The larger issue aside, this part strikes me as unfair. I’d like to donate blood but they won’t let me. So if I want the same credit as my fellow classmates, instead of sitting on a couch for 30 minutes donating blood, I must volunteer my efforts somewhere for two hours. Unfair!

I wonder if the issue of weather extra credit will degenerate into a shitstorm :slight_smile:

I don’t see a problem with it - except that, of course, some people are forbidden to donate blood because of their religious beliefs, and offering this sole means of alternate volunteerism will not remove this disparate impact when it comes to religion.

I don’t know that it would affect someone directly, but it could. And since it could, it ought to be fixed so that it doesn’t.

We used to get “vampire liberty” in the Navy, so I’m not opposed to the concept. Just watch the application.

:rolleyes:

Re-read my post and learn that answered the question.

And learn how to spell.

:stuck_out_tongue:

Purchased blood is many times more likely to bear disease, and as a result, most donation facilities will not accept it. This extra credit scheme is purchasing blood, and probably doing so in a way that bypasses the usual safeguards in place. So the nitwit teacher is exposing unknown numbers of innocent people to dangers without their knowledge. I think someone should tell the School administration.

Tris

I hesitate to call it unethical, but I think it is unprofessional for a teacher to offer grade incentives to students to do things that have nothing to do with the class.

Students didn’t sign up for a class in volunteerism, and therefore community service should have nothing to do with one’s grade. Moreover, although the cause is worthy, it is clear to me that the professor’s motivation is at least partially suspect: he wants to win this competition between academic departments and has devised a system to help him/his department achieve that distinction. (I’m wondering if the two hour volunteer commitment also counts in the standings?)

So why is this a problem? Because there are lots of people out there who do good things that do not involve giving blood or volunteering for two hours. For example, just last week I gave a donation to a local effort here to provide phone cards, toiletries, and other basic stuff to wounded soldiers returning to the United States. If a student did a similar deed, it doesn’t appear that he’d receive the benefit of extra credit on the exam. Someone who plans to trim their hair at years’ end and make a donation to Locks of Love doesn’t really fit in this scheme, either.

I’d say the professor is well-meaning, but I heartily disagree with his methods.

giving class credit for donating blood is equally ethical to giving class credit to students who paint your house, wash your car, or sleep with you.
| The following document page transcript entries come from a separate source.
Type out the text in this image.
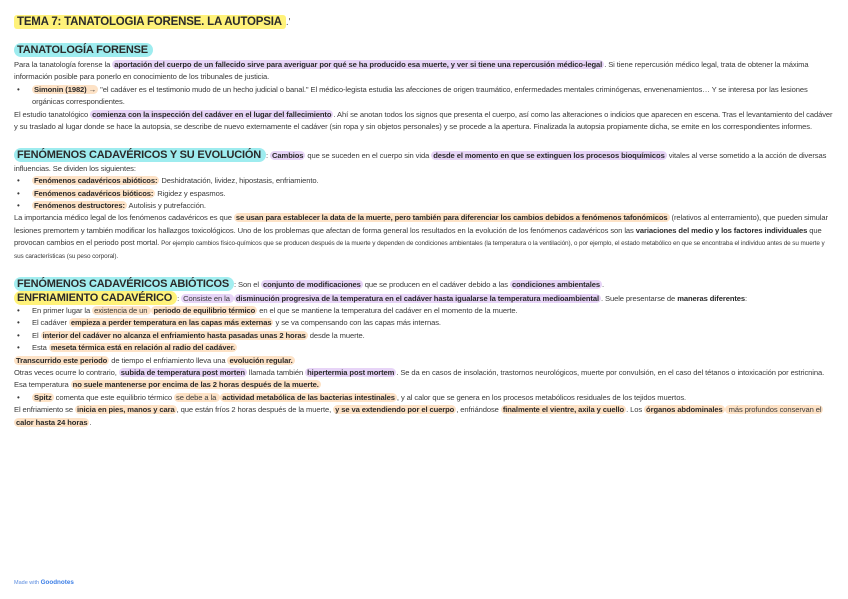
TEMA 7: TANATOLOGIA FORENSE. LA AUTOPSIA .'
TANATOLOGÍA FORENSE

Para la tanatología forense la aportación del cuerpo de un fallecido sirve para averiguar por qué se ha producido esa muerte, y ver si tiene una repercusión médico-legal . Si tiene repercusión médico legal, trata de obtener la máxima información posible para ponerlo en conocimiento de los tribunales de justicia.

• Simonin (1982) → "el cadáver es el testimonio mudo de un hecho judicial o banal." El médico-legista estudia las afecciones de origen traumático, enfermedades mentales criminógenas, envenenamientos… Y se interesa por las lesiones orgánicas correspondientes.

El estudio tanatológico comienza con la inspección del cadáver en el lugar del fallecimiento . Ahí se anotan todos los signos que presenta el cuerpo, así como las alteraciones o indicios que aparecen en escena. Tras el levantamiento del cadáver y su traslado al lugar donde se hace la autopsia, se describe de nuevo externamente el cadáver (sin ropa y sin objetos personales) y se procede a la apertura. Finalizada la autopsia propiamente dicha, se emite en los correspondientes informes.

FENÓMENOS CADAVÉRICOS Y SU EVOLUCIÓN : Cambios que se suceden en el cuerpo sin vida desde el momento en que se extinguen los procesos bioquímicos vitales al verse sometido a la acción de diversas influencias. Se dividen los siguientes:

• Fenómenos cadavéricos abióticos: Deshidratación, lividez, hipostasis, enfriamiento.

• Fenómenos cadavéricos bióticos: Rigidez y espasmos.

• Fenómenos destructores: Autolisis y putrefacción.

La importancia médico legal de los fenómenos cadavéricos es que se usan para establecer la data de la muerte, pero también para diferenciar los cambios debidos a fenómenos tafonómicos (relativos al enterramiento), que pueden simular lesiones premortem y también modificar los hallazgos toxicológicos. Uno de los problemas que afectan de forma general los resultados en la evolución de los fenómenos cadavéricos son las variaciones del medio y los factores individuales que provocan cambios en el periodo post mortal. Por ejemplo cambios físico-químicos que se producen después de la muerte y dependen de condiciones ambientales (la temperatura o la ventilación), o por ejemplo, el estado metabólico en que se encontraba el individuo antes de su muerte y sus características (su peso corporal).

FENÓMENOS CADAVÉRICOS ABIÓTICOS : Son el conjunto de modificaciones que se producen en el cadáver debido a las condiciones ambientales .

ENFRIAMIENTO CADAVÉRICO : Consiste en la disminución progresiva de la temperatura en el cadáver hasta igualarse la temperatura medioambiental . Suele presentarse de maneras diferentes:

• En primer lugar la existencia de un periodo de equilibrio térmico en el que se mantiene la temperatura del cadáver en el momento de la muerte.

• El cadáver empieza a perder temperatura en las capas más externas y se va compensando con las capas más internas.

• El interior del cadáver no alcanza el enfriamiento hasta pasadas unas 2 horas desde la muerte.

• Esta meseta térmica está en relación al radio del cadáver.

Transcurrido este periodo de tiempo el enfriamiento lleva una evolución regular.

Otras veces ocurre lo contrario, subida de temperatura post morten llamada también hipertermia post mortem . Se da en casos de insolación, trastornos neurológicos, muerte por convulsión, en el caso del tétanos o intoxicación por estricnina. Esa temperatura no suele mantenerse por encima de las 2 horas después de la muerte.

• Spitz comenta que este equilibrio térmico se debe a la actividad metabólica de las bacterias intestinales , y al calor que se genera en los procesos metabólicos residuales de los tejidos muertos.

El enfriamiento se inicia en pies, manos y cara , que están fríos 2 horas después de la muerte, y se va extendiendo por el cuerpo , enfriándose finalmente el vientre, axila y cuello . Los órganos abdominales más profundos conservan el calor hasta 24 horas .

Made with Goodnotes
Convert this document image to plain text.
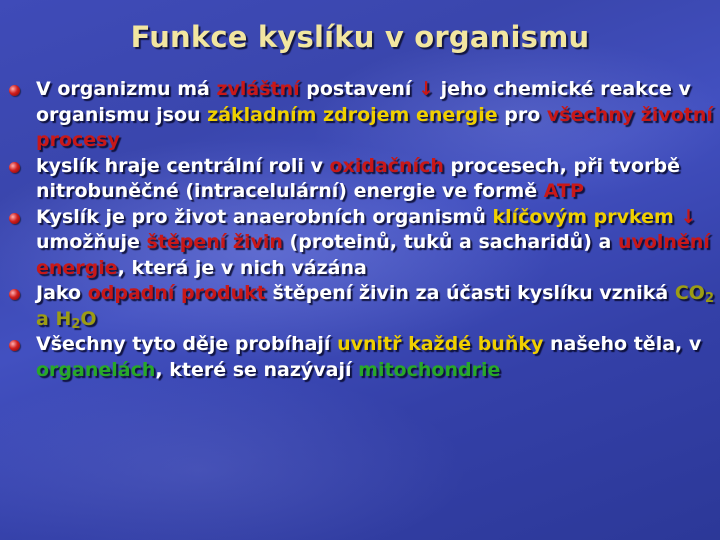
Funkce kyslíku v organismu

V organizmu má zvláštní postavení ↓ jeho chemické reakce v organismu jsou základním zdrojem energie pro všechny životní procesy

kyslík hraje centrální roli v oxidačních procesech, při tvorbě nitrobuněčné (intracelulární) energie ve formě ATP

Kyslík je pro život anaerobních organismů klíčovým prvkem ↓ umožňuje štěpení živin (proteinů, tuků a sacharidů) a uvolnění energie, která je v nich vázána

Jako odpadní produkt štěpení živin za účasti kyslíku vzniká $CO_2$ a $H_2O$

Všechny tyto děje probíhají uvnitř každé buňky našeho těla, v organelách, které se nazývají mitochondrie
I agree. I tend to reserve ethical judgments to cases where harm - real, hypothetical, or large-upon-scaling - can occur. I don’t really see the *harm *here - 5 points isn’t really the difference between “This student has mastered the subject” and “This student doesn’t know is Jung from a hole in the ground” - but it still ain’t quite right.

If it was elementary or high school, where teachers are teaching how to be good people as well as math and reading, then sure. But grades in college are supposed to be about the subject in the course catalog, not about creating good citizens.

Sorry, I had to leave for a bit and realized I didn’t address this point.

Given that the two hours is a more significant amount of time than a blood donation (especially since it sounds like the donation site is there at the university) it is not an equal option.

I hold that those that are uneligible would be more likely to lie and donate anyway to save the extra time.

No, you say it’s unethical to give extra credit for donating BLOOD, whereas I said the question of weather* or not extra credit is ethical, period**.
*Is that what I’m spelling wrong? What is it supposed to be?

**Please, do not donate period blood.

Whether. Weather would be talking about rain or sun. :slight_smile:

I would be pissed if my professor was offering a huge grade boost for doing something not everyone is allowed to do for a silly interdepartment donation competition. I would also feel that the two-hour volunteering “alternative” was bullshit, intentionally designed to be less appealing than donating blood.